Es la playa que los quiotas mencionan cuando les preguntas cuál es la más bonita de la isla. No la más cómoda ni la más famosa, la más bonita.

El agua

El fondo es de guijarros blancos y arena clara, y eso hace que el agua tenga un turquesa muy pálido cerca de la orilla que va oscureciendo hacia el centro de la cala. Es transparente de verdad: desde la orilla se ven las piedras del fondo a varios metros de profundidad.

Al estar protegida, el mar suele estar en calma incluso con meltemi. Es una de las pocas playas de Quíos donde se puede uno bañar prácticamente cualquier día de verano.

El fondo baja de forma progresiva, más suave que en las calas del sur, aunque a los quince o veinte metros ya no se hace pie.

Para snorkel es de lo mejor de la isla: las rocas laterales tienen vida y la visibilidad es excelente.

Los guijarros

Son blancos, redondos y bastante grandes en la parte alta de la playa, más finos según te acercas al agua. Tumbarse directamente sobre ellos es incómodo. Colchoneta o esterilla gruesa, no solo toalla.

Y de nuevo el consejo del calzado: escarpines. Los guijarros grandes ruedan bajo el pie al entrar en el agua y es fácil torcerse un tobillo.

Servicios y sombra

Aquí es donde hay que ser honesto. Elinda no tiene casi nada.
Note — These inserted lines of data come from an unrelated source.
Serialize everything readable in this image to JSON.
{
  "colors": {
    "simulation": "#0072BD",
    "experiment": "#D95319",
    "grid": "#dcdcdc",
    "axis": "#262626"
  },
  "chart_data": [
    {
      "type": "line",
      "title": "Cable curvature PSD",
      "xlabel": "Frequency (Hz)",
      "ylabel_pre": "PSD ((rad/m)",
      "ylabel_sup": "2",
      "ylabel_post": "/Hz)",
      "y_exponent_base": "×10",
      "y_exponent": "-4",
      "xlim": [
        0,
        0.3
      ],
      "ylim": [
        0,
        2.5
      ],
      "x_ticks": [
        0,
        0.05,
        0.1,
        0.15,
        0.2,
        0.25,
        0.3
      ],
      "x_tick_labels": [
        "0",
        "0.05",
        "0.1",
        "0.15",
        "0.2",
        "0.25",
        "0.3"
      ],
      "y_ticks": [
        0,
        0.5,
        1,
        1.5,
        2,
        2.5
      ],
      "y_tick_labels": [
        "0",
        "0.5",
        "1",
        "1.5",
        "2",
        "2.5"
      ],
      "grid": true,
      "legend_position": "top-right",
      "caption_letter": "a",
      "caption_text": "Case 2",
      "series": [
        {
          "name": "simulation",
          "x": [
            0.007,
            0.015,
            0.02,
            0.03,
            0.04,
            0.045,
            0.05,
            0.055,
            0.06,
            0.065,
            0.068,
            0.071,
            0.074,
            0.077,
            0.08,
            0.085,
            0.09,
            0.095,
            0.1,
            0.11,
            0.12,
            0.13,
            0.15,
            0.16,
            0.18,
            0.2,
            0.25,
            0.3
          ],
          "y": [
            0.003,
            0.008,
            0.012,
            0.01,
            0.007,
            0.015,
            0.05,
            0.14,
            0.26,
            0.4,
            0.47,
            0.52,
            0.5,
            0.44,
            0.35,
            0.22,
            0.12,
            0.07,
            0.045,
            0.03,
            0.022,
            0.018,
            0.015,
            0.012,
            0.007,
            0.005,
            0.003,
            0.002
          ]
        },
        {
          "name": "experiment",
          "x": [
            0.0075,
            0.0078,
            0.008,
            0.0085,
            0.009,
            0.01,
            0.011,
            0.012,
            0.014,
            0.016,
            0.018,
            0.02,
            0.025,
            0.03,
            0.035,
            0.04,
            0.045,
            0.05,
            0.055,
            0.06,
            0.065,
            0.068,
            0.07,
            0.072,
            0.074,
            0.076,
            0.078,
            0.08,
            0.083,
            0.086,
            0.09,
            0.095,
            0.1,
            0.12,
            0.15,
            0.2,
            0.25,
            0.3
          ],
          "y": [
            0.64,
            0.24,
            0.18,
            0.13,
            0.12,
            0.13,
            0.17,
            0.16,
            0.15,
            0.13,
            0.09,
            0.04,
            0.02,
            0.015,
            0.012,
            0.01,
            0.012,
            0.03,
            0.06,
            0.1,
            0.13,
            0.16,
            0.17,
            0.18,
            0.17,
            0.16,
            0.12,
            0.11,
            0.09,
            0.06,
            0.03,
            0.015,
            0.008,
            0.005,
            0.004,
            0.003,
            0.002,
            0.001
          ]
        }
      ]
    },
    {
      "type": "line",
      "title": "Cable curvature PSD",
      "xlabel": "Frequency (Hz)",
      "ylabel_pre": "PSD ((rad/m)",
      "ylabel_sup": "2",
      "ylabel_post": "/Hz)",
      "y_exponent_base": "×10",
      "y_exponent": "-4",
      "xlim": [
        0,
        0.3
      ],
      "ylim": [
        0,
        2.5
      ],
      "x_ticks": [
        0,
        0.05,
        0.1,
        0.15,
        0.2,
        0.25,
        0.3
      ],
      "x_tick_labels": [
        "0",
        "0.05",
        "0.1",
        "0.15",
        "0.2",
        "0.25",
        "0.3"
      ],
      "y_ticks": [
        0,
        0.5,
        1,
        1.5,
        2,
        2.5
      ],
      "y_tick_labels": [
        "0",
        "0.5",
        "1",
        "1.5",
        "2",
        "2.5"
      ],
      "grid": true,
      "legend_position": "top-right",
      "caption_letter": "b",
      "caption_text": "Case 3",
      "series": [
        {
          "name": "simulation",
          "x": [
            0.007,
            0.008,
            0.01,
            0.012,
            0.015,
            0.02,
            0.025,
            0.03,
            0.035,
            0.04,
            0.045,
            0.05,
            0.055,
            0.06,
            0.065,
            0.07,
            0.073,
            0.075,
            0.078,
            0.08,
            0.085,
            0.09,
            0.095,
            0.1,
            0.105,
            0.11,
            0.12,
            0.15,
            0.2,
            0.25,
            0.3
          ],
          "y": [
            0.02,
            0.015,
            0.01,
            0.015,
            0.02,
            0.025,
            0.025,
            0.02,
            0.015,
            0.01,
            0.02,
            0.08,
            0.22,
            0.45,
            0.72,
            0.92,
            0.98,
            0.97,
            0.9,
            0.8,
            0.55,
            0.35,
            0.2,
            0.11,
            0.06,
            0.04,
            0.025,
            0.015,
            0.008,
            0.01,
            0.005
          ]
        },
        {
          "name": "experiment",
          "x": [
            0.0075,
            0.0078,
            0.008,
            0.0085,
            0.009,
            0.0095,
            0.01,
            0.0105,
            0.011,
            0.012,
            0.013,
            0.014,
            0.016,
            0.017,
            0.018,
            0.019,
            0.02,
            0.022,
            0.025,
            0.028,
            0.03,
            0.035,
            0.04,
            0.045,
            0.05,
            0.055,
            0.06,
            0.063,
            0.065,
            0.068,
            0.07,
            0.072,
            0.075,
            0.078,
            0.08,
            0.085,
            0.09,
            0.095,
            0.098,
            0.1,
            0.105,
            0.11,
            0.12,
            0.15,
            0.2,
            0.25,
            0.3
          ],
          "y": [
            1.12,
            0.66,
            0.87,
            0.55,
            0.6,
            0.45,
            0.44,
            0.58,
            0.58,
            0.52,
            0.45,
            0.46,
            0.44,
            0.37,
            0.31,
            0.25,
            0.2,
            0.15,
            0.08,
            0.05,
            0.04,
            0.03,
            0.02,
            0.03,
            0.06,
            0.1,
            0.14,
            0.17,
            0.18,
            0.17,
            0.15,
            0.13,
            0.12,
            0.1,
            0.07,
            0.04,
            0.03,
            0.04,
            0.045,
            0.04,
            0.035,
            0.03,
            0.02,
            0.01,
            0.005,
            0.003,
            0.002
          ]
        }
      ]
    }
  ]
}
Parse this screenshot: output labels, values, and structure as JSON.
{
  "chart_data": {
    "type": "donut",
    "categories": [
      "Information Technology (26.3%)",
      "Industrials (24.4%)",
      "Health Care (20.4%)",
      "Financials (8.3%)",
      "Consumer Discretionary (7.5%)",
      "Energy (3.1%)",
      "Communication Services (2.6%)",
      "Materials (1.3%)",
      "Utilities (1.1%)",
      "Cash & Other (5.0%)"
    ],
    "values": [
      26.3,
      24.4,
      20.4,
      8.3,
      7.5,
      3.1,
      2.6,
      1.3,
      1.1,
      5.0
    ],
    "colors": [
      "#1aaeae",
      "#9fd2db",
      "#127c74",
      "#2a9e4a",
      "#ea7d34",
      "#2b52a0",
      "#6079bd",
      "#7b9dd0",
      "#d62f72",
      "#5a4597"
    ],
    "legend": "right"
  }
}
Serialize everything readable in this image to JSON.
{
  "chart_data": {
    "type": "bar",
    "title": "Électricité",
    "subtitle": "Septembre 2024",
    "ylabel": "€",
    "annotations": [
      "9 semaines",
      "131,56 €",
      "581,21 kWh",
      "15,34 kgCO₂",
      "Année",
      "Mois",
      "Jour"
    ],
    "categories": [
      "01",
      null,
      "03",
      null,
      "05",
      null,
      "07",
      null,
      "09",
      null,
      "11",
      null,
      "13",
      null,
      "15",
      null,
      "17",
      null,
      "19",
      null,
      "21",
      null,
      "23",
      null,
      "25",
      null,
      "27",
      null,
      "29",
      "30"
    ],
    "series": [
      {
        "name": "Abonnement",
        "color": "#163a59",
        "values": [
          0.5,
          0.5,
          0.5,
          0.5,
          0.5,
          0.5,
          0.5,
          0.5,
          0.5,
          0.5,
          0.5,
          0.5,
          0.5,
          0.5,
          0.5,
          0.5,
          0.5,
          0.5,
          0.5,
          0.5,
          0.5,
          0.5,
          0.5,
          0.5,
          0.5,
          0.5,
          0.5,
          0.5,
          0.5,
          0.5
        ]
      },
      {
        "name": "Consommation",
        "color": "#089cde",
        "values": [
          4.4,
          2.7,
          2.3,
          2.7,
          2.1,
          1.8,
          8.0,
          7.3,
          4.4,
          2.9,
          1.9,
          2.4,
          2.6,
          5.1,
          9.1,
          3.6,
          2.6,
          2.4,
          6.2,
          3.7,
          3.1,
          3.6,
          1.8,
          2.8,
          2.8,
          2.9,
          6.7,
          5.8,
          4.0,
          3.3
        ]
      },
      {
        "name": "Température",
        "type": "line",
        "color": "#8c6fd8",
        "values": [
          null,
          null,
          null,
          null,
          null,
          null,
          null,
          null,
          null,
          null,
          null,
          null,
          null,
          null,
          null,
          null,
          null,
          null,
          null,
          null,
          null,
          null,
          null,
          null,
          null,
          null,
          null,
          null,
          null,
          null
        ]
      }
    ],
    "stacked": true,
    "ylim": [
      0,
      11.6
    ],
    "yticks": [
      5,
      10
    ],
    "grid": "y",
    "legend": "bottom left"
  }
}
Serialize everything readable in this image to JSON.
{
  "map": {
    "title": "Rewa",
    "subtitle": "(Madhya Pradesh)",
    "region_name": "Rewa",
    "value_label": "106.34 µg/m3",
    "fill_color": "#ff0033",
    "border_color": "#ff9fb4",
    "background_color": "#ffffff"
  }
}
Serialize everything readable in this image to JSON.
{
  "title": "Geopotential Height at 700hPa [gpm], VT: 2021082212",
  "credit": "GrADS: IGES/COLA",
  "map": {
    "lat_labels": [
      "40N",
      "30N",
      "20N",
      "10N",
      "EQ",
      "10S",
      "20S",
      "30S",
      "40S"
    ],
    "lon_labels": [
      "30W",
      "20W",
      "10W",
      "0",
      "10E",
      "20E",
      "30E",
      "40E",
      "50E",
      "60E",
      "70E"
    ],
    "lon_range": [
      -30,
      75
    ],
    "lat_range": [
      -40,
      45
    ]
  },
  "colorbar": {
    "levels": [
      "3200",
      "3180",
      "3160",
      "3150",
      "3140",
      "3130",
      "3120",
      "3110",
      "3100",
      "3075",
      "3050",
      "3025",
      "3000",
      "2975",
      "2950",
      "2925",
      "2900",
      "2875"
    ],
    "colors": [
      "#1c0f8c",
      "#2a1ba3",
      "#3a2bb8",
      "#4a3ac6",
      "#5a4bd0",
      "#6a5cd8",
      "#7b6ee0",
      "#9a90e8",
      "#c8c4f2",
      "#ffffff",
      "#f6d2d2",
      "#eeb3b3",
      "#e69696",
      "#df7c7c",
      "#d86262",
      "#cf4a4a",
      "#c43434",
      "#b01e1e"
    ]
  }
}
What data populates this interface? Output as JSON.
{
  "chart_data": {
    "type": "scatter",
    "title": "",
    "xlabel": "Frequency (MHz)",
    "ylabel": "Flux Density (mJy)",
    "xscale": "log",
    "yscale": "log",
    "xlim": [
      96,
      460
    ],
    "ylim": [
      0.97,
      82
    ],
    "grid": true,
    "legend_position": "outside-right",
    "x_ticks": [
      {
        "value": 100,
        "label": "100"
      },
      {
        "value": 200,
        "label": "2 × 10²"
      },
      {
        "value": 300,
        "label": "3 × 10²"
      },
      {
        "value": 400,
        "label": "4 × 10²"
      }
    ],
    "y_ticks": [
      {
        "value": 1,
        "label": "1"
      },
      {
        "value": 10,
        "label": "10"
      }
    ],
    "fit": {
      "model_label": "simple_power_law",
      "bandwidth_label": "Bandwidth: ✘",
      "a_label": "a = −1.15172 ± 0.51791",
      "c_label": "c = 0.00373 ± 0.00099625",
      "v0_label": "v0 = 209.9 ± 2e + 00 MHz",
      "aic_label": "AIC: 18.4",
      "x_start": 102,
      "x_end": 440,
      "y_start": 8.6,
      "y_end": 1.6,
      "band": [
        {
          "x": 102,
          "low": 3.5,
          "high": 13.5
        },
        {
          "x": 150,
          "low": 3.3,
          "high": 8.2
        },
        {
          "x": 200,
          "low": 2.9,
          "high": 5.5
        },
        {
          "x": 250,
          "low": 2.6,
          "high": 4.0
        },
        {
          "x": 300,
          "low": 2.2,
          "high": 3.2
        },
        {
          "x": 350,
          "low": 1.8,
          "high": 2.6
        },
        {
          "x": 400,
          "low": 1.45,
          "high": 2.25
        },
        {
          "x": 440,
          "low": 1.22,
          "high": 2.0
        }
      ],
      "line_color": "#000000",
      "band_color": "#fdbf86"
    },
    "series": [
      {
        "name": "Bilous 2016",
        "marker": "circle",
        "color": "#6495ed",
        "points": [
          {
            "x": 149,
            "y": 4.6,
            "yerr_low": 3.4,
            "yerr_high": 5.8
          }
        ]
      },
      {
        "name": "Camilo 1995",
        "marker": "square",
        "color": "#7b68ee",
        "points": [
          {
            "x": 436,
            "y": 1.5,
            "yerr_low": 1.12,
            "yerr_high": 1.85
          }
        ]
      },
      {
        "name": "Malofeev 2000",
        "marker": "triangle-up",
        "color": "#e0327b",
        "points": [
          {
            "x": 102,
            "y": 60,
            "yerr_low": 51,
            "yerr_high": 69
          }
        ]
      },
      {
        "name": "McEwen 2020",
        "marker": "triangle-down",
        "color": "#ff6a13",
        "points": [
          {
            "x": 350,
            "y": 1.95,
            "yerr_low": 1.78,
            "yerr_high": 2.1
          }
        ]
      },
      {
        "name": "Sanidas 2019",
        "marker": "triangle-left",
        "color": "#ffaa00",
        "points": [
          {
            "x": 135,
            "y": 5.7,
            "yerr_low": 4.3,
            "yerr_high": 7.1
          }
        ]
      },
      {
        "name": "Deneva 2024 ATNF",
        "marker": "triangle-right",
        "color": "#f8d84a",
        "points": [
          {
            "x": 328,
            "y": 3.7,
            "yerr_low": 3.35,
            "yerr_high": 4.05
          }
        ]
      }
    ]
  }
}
Hay una taberna que abre en temporada junto a la cala, y algunos años monta unas pocas sombrillas. Fuera de julio y agosto puede estar cerrada.

Sombra natural, muy poca. Hay algo de vegetación y unos tamariscos en un extremo que dan sombra a media tarde. Lleva sombrilla propia si vas a pasar el día.

No hay duchas, ni aseos permanentes, ni socorrista. No hay tienda. Lleva agua y comida si vas fuera de temporada.

El atardecer

Esto es lo que hace especial a Elinda y a toda la costa oeste de Quíos. Es el único lado de la isla donde el sol se pone sobre el mar abierto, sin nada delante.

Quedarse hasta el atardecer con la cala vacía es uno de esos momentos que se recuerdan. Y a diferencia de otras playas de puesta de sol de las islas griegas, aquí no hay treinta personas con el móvil en alto.

Alrededores

A dos kilómetros al norte está Trachili, otra cala pequeña con la misma agua y todavía menos gente. Se llega por una pista, y es la opción para quien quiera soledad total.

Un poco más al sur, en la misma costa, está Lithi, que es la playa popular del oeste: más grande, con varias tabernas de pescado buenas junto a la bahía y algo más de servicio. Si Elinda te parece demasiado desnuda, Lithi es el plan B razonable a diez minutos de coche.

Y por el interior, la carretera de vuelta hacia la capital pasa cerca de Avgónima y Anávatos, lo cual permite montar un día completo con historia por la mañana y baño por la tarde.

Práctico

Está a unos veinticinco kilómetros de la Chora, unos cuarenta minutos de coche por carretera de montaña con curvas pero asfaltada y en buen estado.

No hay autobús práctico. Coche o moto, sin alternativa realista.

El aparcamiento es una explanada de tierra junto a la cala, con sitio para pocos coches. En agosto a mediodía puede estar completo.

Para quién es

Para quien busca agua limpia y silencio por encima de comodidad. Para snorkel. Para atardeceres.

No es para familias con niños muy pequeños (guijarros grandes, cero servicios, ningún sitio donde refugiarse del sol) ni para quien quiera un día de hamaca y camarero. Para eso está Karfás, que es exactamente lo contrario.